Burma faces more unrest in Rakhine state

Burning structures at a village in Sittwe, the capital of Rakhine
Image caption Violence began on Friday and spread to Rakhine's state capital of Sittwe

Gunshots have been heard and buildings set on fire in an area affected by deadly violence between Buddhists and Muslims in western Burma, reports say.

Most of the Muslim residents in the affected areas of Rakhine state are also being relocated, eyewitnesses say.

At least seven people have been killed since Friday, but one report puts the number of dead at 25.

President Thein Sein declared a state of emergency there late on Sunday night.

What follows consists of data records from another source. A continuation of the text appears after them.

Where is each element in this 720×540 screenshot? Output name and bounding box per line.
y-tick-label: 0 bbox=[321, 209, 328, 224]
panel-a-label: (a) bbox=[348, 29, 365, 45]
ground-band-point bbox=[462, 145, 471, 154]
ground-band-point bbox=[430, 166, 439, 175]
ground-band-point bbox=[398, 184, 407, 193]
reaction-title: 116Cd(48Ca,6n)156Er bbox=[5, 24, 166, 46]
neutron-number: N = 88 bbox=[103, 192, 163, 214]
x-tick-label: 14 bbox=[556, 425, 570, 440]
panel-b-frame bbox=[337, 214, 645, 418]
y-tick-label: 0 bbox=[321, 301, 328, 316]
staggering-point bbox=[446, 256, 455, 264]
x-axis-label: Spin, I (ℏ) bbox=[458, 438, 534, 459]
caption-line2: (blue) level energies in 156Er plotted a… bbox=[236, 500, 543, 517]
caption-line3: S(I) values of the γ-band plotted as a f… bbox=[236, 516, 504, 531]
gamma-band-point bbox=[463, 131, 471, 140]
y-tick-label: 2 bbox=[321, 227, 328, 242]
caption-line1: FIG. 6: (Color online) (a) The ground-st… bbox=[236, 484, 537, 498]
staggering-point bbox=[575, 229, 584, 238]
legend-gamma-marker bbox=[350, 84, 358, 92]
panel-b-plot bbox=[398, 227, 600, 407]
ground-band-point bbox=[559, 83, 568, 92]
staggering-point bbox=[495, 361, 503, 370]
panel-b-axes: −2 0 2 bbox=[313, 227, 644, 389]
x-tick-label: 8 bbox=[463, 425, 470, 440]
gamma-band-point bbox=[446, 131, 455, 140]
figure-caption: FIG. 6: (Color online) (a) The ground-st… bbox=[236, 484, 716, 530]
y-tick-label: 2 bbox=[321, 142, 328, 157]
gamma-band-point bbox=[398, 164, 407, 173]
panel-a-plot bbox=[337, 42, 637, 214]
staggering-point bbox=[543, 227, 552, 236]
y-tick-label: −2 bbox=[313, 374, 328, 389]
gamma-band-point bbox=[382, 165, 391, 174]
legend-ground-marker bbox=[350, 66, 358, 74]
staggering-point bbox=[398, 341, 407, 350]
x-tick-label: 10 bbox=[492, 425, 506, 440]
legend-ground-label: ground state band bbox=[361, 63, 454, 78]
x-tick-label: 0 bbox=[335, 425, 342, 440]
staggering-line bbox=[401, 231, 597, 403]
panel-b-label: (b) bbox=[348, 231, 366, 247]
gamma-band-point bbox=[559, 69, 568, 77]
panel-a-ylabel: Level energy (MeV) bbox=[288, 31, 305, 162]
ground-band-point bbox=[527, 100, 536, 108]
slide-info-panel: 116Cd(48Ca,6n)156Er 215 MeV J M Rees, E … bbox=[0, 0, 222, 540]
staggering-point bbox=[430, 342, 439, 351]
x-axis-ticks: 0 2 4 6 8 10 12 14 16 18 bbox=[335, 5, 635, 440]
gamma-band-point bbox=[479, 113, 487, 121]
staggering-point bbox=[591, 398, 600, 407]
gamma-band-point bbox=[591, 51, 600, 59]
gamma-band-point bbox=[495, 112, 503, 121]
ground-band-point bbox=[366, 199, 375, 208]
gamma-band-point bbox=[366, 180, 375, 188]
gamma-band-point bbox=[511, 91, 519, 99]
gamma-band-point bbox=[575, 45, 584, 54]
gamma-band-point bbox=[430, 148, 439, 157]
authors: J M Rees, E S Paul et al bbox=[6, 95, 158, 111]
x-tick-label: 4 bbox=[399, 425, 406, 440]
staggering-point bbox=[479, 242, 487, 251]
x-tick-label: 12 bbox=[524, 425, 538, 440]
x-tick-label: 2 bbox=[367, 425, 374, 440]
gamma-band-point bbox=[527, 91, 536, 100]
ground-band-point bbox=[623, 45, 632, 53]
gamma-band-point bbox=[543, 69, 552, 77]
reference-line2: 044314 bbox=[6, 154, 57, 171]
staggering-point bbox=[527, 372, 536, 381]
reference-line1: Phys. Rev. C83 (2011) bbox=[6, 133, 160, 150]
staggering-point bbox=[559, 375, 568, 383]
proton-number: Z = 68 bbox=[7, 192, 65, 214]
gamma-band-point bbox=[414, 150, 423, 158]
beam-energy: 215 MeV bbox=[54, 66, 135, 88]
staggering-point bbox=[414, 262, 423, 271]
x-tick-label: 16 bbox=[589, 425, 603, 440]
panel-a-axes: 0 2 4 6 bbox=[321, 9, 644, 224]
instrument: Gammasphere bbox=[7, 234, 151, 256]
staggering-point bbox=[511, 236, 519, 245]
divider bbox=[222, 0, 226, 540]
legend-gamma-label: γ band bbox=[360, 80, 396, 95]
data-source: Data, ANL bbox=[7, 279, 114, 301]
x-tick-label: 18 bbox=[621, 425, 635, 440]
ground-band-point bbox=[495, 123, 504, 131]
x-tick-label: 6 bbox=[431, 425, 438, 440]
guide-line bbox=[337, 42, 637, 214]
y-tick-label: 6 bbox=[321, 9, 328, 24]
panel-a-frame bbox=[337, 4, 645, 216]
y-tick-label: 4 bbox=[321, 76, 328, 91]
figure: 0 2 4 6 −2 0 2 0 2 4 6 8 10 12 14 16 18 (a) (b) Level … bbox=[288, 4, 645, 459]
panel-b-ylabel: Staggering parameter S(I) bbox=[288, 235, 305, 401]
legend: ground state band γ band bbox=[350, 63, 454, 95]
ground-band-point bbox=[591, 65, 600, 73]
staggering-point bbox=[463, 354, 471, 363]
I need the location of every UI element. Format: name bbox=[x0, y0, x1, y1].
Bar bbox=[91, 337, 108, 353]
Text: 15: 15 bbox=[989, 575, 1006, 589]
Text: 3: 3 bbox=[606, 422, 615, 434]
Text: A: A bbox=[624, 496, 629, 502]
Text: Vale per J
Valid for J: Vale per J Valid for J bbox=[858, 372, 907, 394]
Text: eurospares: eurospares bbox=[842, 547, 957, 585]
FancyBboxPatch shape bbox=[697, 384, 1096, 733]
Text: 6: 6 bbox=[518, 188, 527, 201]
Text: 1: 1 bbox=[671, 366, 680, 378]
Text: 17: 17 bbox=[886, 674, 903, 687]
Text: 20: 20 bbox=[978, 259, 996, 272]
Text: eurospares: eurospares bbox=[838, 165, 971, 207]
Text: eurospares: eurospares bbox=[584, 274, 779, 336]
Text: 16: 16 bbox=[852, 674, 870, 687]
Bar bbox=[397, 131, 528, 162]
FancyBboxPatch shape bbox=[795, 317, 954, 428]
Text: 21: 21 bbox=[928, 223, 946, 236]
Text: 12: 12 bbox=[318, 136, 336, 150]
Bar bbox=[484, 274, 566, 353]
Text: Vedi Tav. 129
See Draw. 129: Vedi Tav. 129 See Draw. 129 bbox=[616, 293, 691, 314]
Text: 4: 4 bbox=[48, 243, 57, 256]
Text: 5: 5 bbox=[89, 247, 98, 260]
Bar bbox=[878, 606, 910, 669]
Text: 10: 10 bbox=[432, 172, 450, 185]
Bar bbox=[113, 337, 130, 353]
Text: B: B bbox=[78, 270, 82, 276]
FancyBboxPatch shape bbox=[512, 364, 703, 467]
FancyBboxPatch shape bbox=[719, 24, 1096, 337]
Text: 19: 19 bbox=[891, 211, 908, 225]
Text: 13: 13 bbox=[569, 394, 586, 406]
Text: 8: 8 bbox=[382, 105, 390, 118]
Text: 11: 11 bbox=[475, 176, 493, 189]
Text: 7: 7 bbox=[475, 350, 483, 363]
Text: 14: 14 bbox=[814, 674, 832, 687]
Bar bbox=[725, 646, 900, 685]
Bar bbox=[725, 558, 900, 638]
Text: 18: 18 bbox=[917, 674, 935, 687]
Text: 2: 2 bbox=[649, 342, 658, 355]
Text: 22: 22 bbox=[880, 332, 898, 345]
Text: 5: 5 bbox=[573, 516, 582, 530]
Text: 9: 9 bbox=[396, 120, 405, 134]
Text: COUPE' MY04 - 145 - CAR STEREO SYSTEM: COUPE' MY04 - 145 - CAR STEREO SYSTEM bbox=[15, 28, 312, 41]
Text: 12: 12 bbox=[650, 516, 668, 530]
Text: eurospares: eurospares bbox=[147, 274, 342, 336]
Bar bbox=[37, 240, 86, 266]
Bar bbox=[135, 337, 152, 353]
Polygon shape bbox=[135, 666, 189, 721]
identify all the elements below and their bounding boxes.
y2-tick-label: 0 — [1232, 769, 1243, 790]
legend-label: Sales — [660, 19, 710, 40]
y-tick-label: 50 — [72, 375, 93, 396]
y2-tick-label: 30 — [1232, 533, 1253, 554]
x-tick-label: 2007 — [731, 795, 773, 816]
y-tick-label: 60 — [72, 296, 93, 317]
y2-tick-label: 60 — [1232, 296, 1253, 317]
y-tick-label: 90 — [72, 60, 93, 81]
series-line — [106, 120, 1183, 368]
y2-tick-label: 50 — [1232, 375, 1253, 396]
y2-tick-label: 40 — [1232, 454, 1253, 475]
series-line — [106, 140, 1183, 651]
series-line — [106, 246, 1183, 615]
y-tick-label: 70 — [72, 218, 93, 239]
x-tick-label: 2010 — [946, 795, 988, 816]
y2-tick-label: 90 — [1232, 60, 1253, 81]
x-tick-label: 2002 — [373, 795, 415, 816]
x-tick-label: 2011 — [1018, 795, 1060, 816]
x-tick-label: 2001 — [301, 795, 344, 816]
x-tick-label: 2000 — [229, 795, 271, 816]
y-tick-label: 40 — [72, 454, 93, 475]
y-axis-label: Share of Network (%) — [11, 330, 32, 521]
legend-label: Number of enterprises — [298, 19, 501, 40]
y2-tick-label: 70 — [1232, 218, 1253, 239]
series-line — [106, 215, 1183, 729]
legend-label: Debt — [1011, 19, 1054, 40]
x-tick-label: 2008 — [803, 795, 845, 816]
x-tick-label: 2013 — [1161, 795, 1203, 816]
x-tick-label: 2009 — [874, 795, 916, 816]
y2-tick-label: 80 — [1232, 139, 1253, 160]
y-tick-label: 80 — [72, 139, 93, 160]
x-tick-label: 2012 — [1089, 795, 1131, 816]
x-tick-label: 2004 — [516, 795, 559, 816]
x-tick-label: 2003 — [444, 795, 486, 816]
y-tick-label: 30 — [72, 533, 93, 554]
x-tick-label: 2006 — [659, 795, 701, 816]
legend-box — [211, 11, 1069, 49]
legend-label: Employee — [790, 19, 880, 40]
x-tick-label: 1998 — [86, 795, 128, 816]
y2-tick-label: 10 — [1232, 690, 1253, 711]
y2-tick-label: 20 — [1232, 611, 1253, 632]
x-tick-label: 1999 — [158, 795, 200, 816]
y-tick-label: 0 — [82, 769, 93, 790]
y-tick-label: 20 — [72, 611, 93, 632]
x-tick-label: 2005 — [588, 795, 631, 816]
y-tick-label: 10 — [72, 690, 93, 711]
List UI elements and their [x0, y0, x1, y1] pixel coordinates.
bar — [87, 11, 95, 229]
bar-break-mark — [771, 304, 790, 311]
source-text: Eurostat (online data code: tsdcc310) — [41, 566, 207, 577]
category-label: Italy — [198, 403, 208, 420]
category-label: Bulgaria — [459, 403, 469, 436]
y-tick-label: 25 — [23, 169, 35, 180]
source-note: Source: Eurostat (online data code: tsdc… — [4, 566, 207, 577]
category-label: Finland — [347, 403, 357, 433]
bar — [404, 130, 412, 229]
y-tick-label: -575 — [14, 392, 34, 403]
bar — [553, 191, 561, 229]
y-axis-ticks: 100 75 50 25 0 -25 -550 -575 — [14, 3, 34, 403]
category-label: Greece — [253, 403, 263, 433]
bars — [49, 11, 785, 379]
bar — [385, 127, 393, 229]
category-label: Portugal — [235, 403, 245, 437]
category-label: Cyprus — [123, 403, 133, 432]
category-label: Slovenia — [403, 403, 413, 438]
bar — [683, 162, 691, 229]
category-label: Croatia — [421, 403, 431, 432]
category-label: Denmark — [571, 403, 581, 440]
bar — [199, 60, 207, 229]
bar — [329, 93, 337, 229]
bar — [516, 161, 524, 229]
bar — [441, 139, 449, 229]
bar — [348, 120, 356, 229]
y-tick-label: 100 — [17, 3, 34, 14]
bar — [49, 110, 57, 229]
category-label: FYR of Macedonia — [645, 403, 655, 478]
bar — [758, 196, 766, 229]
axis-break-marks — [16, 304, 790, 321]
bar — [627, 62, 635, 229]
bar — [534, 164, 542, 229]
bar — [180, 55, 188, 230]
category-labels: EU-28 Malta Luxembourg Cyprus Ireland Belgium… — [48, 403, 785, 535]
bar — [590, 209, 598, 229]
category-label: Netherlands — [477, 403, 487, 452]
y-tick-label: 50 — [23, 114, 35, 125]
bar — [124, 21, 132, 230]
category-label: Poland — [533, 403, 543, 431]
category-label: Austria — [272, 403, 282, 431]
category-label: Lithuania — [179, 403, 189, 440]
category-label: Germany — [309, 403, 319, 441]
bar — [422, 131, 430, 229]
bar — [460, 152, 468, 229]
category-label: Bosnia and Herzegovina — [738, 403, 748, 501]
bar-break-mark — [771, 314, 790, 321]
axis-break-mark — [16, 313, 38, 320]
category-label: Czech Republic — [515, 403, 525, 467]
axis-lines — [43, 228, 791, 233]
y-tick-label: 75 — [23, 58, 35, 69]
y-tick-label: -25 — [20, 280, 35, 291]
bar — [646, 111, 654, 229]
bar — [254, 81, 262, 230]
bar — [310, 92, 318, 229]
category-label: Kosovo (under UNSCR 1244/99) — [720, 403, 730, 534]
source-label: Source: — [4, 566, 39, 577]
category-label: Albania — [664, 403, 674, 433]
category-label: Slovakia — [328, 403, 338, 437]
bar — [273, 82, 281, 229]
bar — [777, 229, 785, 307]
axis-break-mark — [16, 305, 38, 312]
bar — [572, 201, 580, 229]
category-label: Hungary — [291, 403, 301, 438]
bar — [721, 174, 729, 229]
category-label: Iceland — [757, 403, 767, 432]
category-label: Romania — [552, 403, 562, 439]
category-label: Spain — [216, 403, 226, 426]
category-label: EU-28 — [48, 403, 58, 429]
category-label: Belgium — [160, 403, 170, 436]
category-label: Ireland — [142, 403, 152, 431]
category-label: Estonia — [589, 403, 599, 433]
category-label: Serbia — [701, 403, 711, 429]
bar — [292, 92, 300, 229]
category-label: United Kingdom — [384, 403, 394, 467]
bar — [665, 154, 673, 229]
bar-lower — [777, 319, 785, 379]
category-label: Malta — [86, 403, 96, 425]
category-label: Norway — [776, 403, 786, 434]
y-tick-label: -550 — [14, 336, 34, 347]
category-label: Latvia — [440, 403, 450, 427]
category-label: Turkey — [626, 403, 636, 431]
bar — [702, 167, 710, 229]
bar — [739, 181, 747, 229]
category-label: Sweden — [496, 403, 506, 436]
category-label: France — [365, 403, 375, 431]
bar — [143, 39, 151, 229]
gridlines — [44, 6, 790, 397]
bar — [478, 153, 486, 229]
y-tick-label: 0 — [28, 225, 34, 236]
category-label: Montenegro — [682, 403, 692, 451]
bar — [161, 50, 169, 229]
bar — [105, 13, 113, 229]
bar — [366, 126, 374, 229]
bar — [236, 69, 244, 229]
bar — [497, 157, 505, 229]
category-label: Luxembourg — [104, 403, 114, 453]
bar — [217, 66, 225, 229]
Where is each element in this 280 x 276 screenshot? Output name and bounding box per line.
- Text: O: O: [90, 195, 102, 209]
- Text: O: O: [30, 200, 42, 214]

Violence flared after the murder of a Buddhist woman last month, followed by an attack on a bus carrying Muslims.

According to reports, it began on Friday in the town of Maungdaw, spreading to state capital Sittwe and neighbouring villages.

An unnamed official who spoke to news agency Agence-France Presse said at least 25 have died since, but did not provide further details.

"Smoke is billowing from many directions and we are scared," Ma Thein, a Rakhine resident in Sittwe, told news agency the Associated Press.

"The government should send in more security forces to protect both communities."

Security presence

Rakhine state is named after the ethnic Rakhine Buddhist majority, but also has a sizeable Muslim population, including the Rohingyas.

The Rohingyas are a Muslim group and are stateless, as Burma considers them to be illegal immigrants from Bangladesh.

Neighbouring Bangladesh has increased its security presence on the border amid fears of an exodus.

The Border Guard Bangladesh force on Monday said it had turned away a number of boats carrying refugees. Reports of the number of people ranged from 50 to 300.

Activists have criticised Burma's government for imposing a state of emergency, which paves the way for troops to take control of the western state.

The pressure group Human Rights Watch has accused the Burmese government of, in effect, handing over control of Rakhine state to the military, which it says has a history of brutality against both Buddhists and Muslims.

Activists have asked that journalists, aid workers and diplomats be allowed into the area.

A nominally civilian government was elected in Burma in 2010 and, in April this year, opposition politicians led by Aung San Suu Kyi entered Burma's parliament following historic by-elections.

However, the government is still dominated by the military and concerns over political repression and human rights abuses continue.